Hermann Höfte, directeur de recherche à l’Inra de Versailles, a travaillé sur ces protéines CRY. Il confirme aussi cette teneur d’environ 10 µg/g dans les feuilles ou différents organes de la plante. Lorsqu’on dose cette protéine au cours du temps, au cours de la croissance de la plante, les valeurs restent les mêmes ! Ce qui veut dire que la protéine est détruite au fur et à mesure de sa synthèse par le catabolisme cellulaire. Rien n’est prévu, en effet, pour qu’elle s’accumule ou se retrouve dans quelques compartiments (organites) de la cellule.
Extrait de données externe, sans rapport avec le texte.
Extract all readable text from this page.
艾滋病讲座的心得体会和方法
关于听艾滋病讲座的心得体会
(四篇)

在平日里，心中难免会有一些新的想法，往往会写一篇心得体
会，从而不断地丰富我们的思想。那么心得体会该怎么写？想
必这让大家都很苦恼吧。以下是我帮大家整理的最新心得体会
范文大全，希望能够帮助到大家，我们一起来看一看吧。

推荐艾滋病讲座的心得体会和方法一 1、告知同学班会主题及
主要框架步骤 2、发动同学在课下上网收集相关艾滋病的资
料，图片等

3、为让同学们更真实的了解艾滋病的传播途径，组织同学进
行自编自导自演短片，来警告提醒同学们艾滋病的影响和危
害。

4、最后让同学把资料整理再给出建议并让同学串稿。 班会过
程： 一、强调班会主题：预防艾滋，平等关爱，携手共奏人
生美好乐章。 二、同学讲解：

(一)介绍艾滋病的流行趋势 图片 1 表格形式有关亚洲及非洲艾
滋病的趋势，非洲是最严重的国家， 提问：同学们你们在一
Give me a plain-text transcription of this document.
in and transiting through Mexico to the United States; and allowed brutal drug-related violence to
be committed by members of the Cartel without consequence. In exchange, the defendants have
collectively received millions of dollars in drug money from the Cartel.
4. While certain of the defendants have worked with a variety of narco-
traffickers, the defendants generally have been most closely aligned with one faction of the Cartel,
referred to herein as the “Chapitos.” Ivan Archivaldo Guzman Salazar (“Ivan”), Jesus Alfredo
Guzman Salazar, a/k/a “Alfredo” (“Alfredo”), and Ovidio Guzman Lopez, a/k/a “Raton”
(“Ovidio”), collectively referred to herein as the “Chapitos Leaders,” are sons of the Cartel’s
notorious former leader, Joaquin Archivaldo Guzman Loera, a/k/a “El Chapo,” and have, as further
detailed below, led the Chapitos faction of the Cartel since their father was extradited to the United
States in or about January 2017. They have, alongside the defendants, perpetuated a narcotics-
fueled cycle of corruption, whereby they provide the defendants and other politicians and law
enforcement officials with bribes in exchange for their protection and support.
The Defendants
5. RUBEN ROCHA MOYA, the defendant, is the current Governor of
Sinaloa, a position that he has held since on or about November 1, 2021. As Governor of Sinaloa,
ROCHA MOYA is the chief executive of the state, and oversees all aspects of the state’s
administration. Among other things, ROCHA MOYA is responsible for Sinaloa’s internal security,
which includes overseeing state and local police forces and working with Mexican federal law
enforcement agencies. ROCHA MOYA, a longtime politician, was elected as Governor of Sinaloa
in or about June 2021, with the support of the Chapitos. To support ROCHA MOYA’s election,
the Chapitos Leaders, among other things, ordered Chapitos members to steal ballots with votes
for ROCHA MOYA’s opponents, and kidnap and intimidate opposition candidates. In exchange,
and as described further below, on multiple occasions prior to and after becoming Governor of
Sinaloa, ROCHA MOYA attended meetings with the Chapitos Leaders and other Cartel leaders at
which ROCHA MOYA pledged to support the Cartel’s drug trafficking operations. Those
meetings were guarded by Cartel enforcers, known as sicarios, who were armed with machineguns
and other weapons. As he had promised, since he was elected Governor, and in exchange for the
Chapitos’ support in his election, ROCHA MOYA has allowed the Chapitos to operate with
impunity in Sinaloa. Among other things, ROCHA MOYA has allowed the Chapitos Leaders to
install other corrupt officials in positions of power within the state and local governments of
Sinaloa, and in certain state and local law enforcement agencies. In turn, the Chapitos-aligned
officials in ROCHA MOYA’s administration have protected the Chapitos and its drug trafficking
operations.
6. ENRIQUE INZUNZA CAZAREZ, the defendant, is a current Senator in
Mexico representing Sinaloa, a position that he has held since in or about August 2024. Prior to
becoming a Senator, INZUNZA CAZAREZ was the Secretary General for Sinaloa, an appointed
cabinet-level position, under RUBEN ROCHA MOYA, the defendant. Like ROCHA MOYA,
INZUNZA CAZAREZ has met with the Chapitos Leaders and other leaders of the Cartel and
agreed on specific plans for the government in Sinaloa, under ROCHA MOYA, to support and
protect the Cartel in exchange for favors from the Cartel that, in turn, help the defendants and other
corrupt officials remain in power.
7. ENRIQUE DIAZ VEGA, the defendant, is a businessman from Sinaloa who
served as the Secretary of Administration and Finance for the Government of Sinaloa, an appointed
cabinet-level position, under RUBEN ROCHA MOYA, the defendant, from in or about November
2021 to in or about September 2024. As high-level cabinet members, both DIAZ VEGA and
Qu’arrive-t-il à la mort de la plante ?

Evidemment, à la mort de la plante, après la récolte, avec l’enfouissement des « pailles », la protéine se retrouve potentiellement dans le sol soit par exsudation soit par destruction (lyse, décomposition) des tissus par l’humus. La protéine ne fera que s’ajouter aux nombreuses autres protéines présentes de la plante et, plus spécifiquement aussi, à toutes les toxines produites par les bacilles de Thuringe naturellement présents dans la plupart des sols. Les toxines  subiront le même sort que toutes les autres protéines présentes dans un sol !

On connaît plus de 250 protéines CRY mais d’autres toxines sont connues notamment de la famille CYT, environ une trentaine. Aucune autre toxine que celles qui sont trouvées dans les PGM n’ont mieux été étudiées que celles là. On les connaît parfaitement (structure primaire, étude de toxicité, d’allergénicité, etc).

Les préparations de Bacille de Thuringe correspondent la plupart du temps à un mélange de plusieurs toxines dont on connaît mal la composition, la teneur respective de telle ou telle toxine présente, des autres toxines (CYT), aucune étude d’interactivité etc… mais qui sont, par contre, autorisées depuis des décennies tant en culture conventionnelle qu’en culture selon le mode AB (fait partie des « insecticides » permis en AB, et l’AB ne s’en prive pas !).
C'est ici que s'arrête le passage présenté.